Submitted to: Applied Soft Computing
Publication Type: Peer Reviewed Journal
Publication Acceptance Date: 4/16/2026
Publication Date: 4/30/2025
Citation: H K, C., Flynn, K.C., Baath, G., Gowda, P.H., Northup, B.K., Ashworth, A.J. 2025. Monitoring legume nutrition with machine learning: The impact of splits in training and testing data. Applied Soft Computing. https://doi.org/10.1016/j.asoc.2025.113186.

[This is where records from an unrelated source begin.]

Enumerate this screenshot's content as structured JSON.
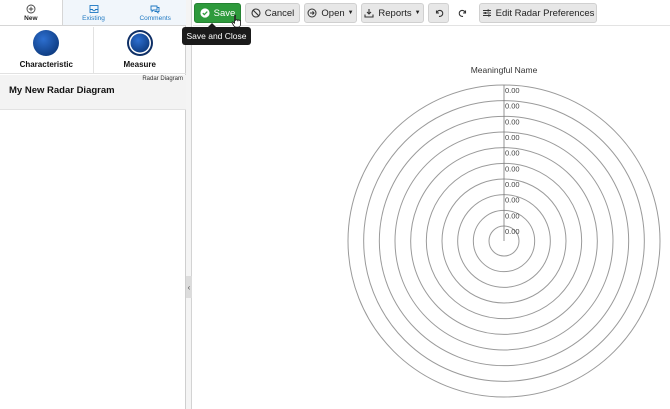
{
  "sidebar": {
    "tabs": [
      {
        "label": "New",
        "icon": "plus-circle-icon",
        "active": true
      },
      {
        "label": "Existing",
        "icon": "inbox-icon",
        "active": false
      },
      {
        "label": "Comments",
        "icon": "comments-icon",
        "active": false
      }
    ],
    "shapes": [
      {
        "label": "Characteristic",
        "icon": "filled-circle-icon"
      },
      {
        "label": "Measure",
        "icon": "ringed-circle-icon"
      }
    ],
    "diagram": {
      "type": "Radar Diagram",
      "name": "My New Radar Diagram"
    }
  },
  "toolbar": {
    "save_label": "Save",
    "cancel_label": "Cancel",
    "open_label": "Open",
    "reports_label": "Reports",
    "preferences_label": "Edit Radar Preferences",
    "save_tooltip": "Save and Close"
  },
  "colors": {
    "save_green": "#2e9a3c",
    "shape_blue": "#1a4f9c",
    "ring_gray": "#9a9a9a"
  },
  "chart_data": {
    "type": "radar",
    "title": "Meaningful Name",
    "rings": 10,
    "ring_labels": [
      "0.00",
      "0.00",
      "0.00",
      "0.00",
      "0.00",
      "0.00",
      "0.00",
      "0.00",
      "0.00",
      "0.00"
    ]
  }
}
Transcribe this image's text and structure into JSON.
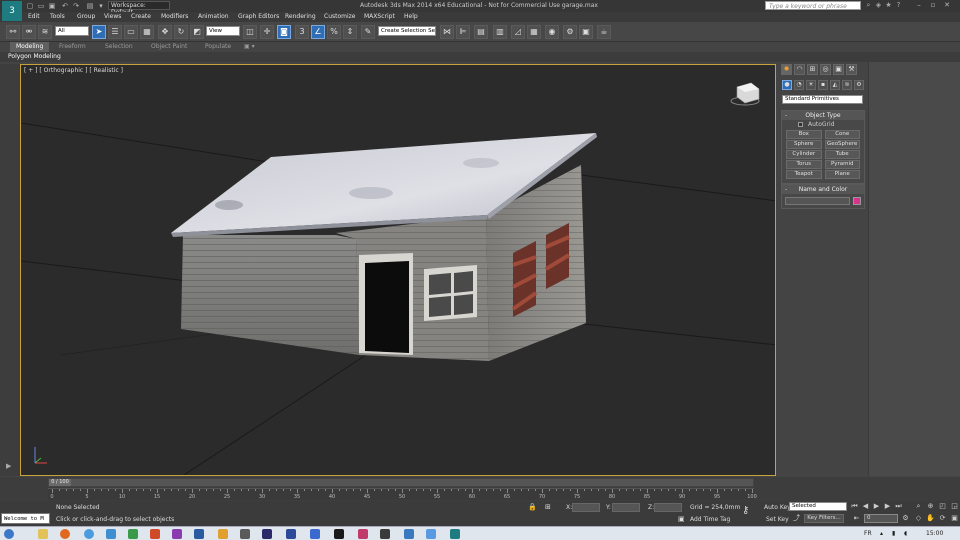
{
  "title_bar": {
    "app_logo": "3",
    "workspace": "Workspace: Default",
    "title": "Autodesk 3ds Max  2014 x64    Educational - Not for Commercial Use    garage.max",
    "search_placeholder": "Type a keyword or phrase"
  },
  "menu": [
    "Edit",
    "Tools",
    "Group",
    "Views",
    "Create",
    "Modifiers",
    "Animation",
    "Graph Editors",
    "Rendering",
    "Customize",
    "MAXScript",
    "Help"
  ],
  "toolbar": {
    "selection_filter": "All",
    "reference_coord": "View",
    "named_selection": "Create Selection Se",
    "snap_number": "3"
  },
  "ribbon": {
    "tabs": [
      "Modeling",
      "Freeform",
      "Selection",
      "Object Paint",
      "Populate"
    ],
    "active_tab": "Modeling",
    "panel_label": "Polygon Modeling"
  },
  "viewport": {
    "label": "[ + ] [ Orthographic ] [ Realistic ]",
    "background": "#2b2b2b",
    "border_color": "#c8a23a"
  },
  "command_panel": {
    "category": "Standard Primitives",
    "object_type": {
      "title": "Object Type",
      "autogrid": "AutoGrid",
      "buttons": [
        "Box",
        "Cone",
        "Sphere",
        "GeoSphere",
        "Cylinder",
        "Tube",
        "Torus",
        "Pyramid",
        "Teapot",
        "Plane"
      ]
    },
    "name_and_color": {
      "title": "Name and Color",
      "color": "#d6338a"
    }
  },
  "timeline": {
    "frame_display": "0 / 100",
    "ticks": [
      "0",
      "5",
      "10",
      "15",
      "20",
      "25",
      "30",
      "35",
      "40",
      "45",
      "50",
      "55",
      "60",
      "65",
      "70",
      "75",
      "80",
      "85",
      "90",
      "95",
      "100"
    ]
  },
  "status": {
    "maxscript": "Welcome to M",
    "selection": "None Selected",
    "prompt": "Click or click-and-drag to select objects",
    "x_label": "X:",
    "y_label": "Y:",
    "z_label": "Z:",
    "grid": "Grid = 254,0mm",
    "add_time_tag": "Add Time Tag",
    "auto_key": "Auto Key",
    "set_key": "Set Key",
    "key_mode": "Selected",
    "key_filters": "Key Filters...",
    "frame": "0"
  },
  "taskbar": {
    "lang": "FR",
    "time": "15:00"
  }
}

DOI: https://doi.org/10.1016/j.asoc.2025.113186

Interpretive Summary: Hyperspectral remote sensing has potential to revolutionize crop management. This study investigates the impact of training-testing data splits and sample sizes on predicting three legumes' nutritional and biophysical/biochemical characteristics. We used hyperspectral in conjunction with machine learning [ML] to examine attributes of three legumes. Different techniques of ML were applied and results indicate larger sample sizes lead to better model performance, emphasizing the need for adequate data for training. Optimal ratios for training-testing splits for peak model performance across all models of ML were 70:30 to 80:20. The study provides insights into optimal sampling strategies and modeling techniques for using hyperspectral remote sensing as a tool in precision agriculture.

Technical Abstract: Hyperspectral remote sensing has potential to revolutionize crop management. This study investigates the impact of training-testing data splits and sample sizes on predicting three legumes' nutritional and biophysical/biochemical characteristics. We used in-situ hyperspectral and pseudo-satellite-based data (CHIME) in conjunction with machine learning [ML] to examine attributes of three legumes. Different techniques of ML were applied, including weighted k-nearest neighbors [KKNN], support vector machines [SVM], and random forest [RF]. Results indicate larger sample sizes lead to better model performance, emphasizing adequate data for training. The KKNN approach was most robust for in-situ data, while RF handles variations in train-test splits effectively for CHIME. CHIME data outperforms in-situ data with small datasets. Optimal ratios for train-test splits for peak model performance across all models of ML were 70:30 to 80:20. The study provides insights into optimal sampling strategies and modeling techniques for using hyperspectral remote sensing as a tool in precision agriculture.